Monday, Jun. 29, 1936
Zenith
The valuable bedlam of commercial broadcasting originated in 1920 when a Pittsburgh department store plucked a Westinghouse experimenter from his garage, where he was sending out an occasional phonograph tune, set him up as historic Station KDKA. Radio makers began to multiply like summer flies. Most of them were soon swatted by the proverbial vicissitudes of their industry. Relatively few of the early breed even survived for the cream-jugs of the late 1920's. Still fewer continued to buzz right through Depression.
Last week in Chicago one of the survivors wrote a neat chapter into radio history. Zenith Radio Corp. bought the West Side plant of defunct Grigsby-Grunow Co., whose Majestic line, and common stock, were spectacular successes just before Depression. Last week Grigsby-Grunow had been two years in bankruptcy. Its West Side plant, valued at $1,500,000, was knocked down to Zenith for $410,000.
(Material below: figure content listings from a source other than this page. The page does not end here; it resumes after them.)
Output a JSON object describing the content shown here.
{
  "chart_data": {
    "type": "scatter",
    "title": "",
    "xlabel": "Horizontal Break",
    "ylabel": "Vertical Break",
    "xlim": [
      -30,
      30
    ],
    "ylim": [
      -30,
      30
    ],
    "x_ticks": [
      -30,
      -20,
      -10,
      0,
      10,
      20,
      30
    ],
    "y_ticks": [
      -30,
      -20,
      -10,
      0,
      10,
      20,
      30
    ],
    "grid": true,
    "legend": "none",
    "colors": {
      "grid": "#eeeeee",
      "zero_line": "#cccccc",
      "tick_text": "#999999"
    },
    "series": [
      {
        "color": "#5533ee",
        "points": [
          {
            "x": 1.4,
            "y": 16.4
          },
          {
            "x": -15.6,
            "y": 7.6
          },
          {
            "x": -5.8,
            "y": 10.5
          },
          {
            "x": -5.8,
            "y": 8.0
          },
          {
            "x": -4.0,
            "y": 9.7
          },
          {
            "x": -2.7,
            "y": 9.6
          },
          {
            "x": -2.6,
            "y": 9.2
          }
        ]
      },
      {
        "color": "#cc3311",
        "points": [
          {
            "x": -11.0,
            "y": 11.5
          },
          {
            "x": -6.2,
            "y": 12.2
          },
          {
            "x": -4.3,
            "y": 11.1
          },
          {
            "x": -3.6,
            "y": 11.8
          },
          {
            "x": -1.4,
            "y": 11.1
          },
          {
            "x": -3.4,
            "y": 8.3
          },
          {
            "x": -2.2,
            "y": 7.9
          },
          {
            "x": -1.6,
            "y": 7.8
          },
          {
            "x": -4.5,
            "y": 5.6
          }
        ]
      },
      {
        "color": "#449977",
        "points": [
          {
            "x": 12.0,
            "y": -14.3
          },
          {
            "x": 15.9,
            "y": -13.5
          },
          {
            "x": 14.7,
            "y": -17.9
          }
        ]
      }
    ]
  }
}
That the buyer needed more factory floor space has been plain for months. During the fiscal year through March, Zenith earnings were $1,212,000, biggest in its history. In the previous twelvemonth profits were $10,000. Orders placed at its May showing footed up to $4,187,000 compared to $1,200,000 at last year's showing. Zenith stock has risen steadily from $1.25 per share a year ago to a new high of $24 last week.
The plume for Zenith's past, staying power and present rewards belongs to resourceful President Eugene Francis McDonald Jr. Born 48 years ago in Syracuse, N. Y., he left Syracuse University to work in the Franklin Automobile plant pushing a bastard file through aluminum. Before the War he went to Chicago, there to sell Fords on the installment plan, then sternly disapproved by frugal Henry Ford. After a couple of years in the Naval Intelligence Service, Mr. McDonald drifted around Chicago looking for something to put his money in. In 1920 he heard one of KDKA's broadcasts, liked it, and when he discovered two young men with a passion for building radio sets, he put them under a ten-year contract. Their station letters, ZN, were the inspiration of the company's name.
President McDonald concentrated on short-wave sending and receiving sets. He took with him, on the MacMillan expedition of 1923, the first short-wave set ever operated in the Arctic. On big home sets Zenith's earnings grew from $121,000 in 1925 to $1,109,000 in 1929. When grief overtook the radio business in 1929, Zenith fell with saving promptness into the pattern of retrenchment. A new midget radio was developed for the low-price market, the cabinet division was closed down, and President McDonald slugged its overhead. By the time the first light of Recovery was visible, however, Zenith had accumulated a deficit of $750,000. Then President McDonald began to expand as fast as he had retrenched. In 1934 he put over the first of his two most spectacular pieces of salesmanship. One day every tire and oil company in the U. S. got a telegram from Mr. McDonald: "WATCH ABSENCE OF PEOPLE ON STREET BETWEEN ELEVEN AND ELEVEN THIRTY DURING PRESIDENTIAL TALK." They watched, read a follow-up letter suggesting that they cash in on radio magic. Since then Zenith has acquired regular distribution through 1,200 Goodrich tire dealers.
President McDonald's other stroke solved one of radio's most persistent problems: how to sell farmers who have no electric current and dislike hauling their batteries to town for recharging. Last June President McDonald heard of two Iowa farm boys near Sioux City who had worked out a miniature windmill-generator. Radioman McDonald went to see Brothers John & Gerhardt Albers, helped them form a company, contracted for their entire output. Since then Zenith has sold no less than 200,000 farm sets equipped with "Winchargers."
Not often does Zenith's president journey inland. Since 1929 he has lived winter & summer on his 185-ft. yacht Mizpah. In winter he ties up in the Chicago River near the Michigan Avenue Bridge. Tall, black-browed, weathered, he likes to cruise to Ontario's Georgian Bay with Radioman Powel Crosley Jr., agreeing beforehand not to mention radio. He likes checked suits and stiff collars, cocktails made with pistachio ice cream and gin. But what Eugene Francis McDonald likes most of all is to put on a diving helmet and sit on the floor of Georgian Bay watching the fish go by.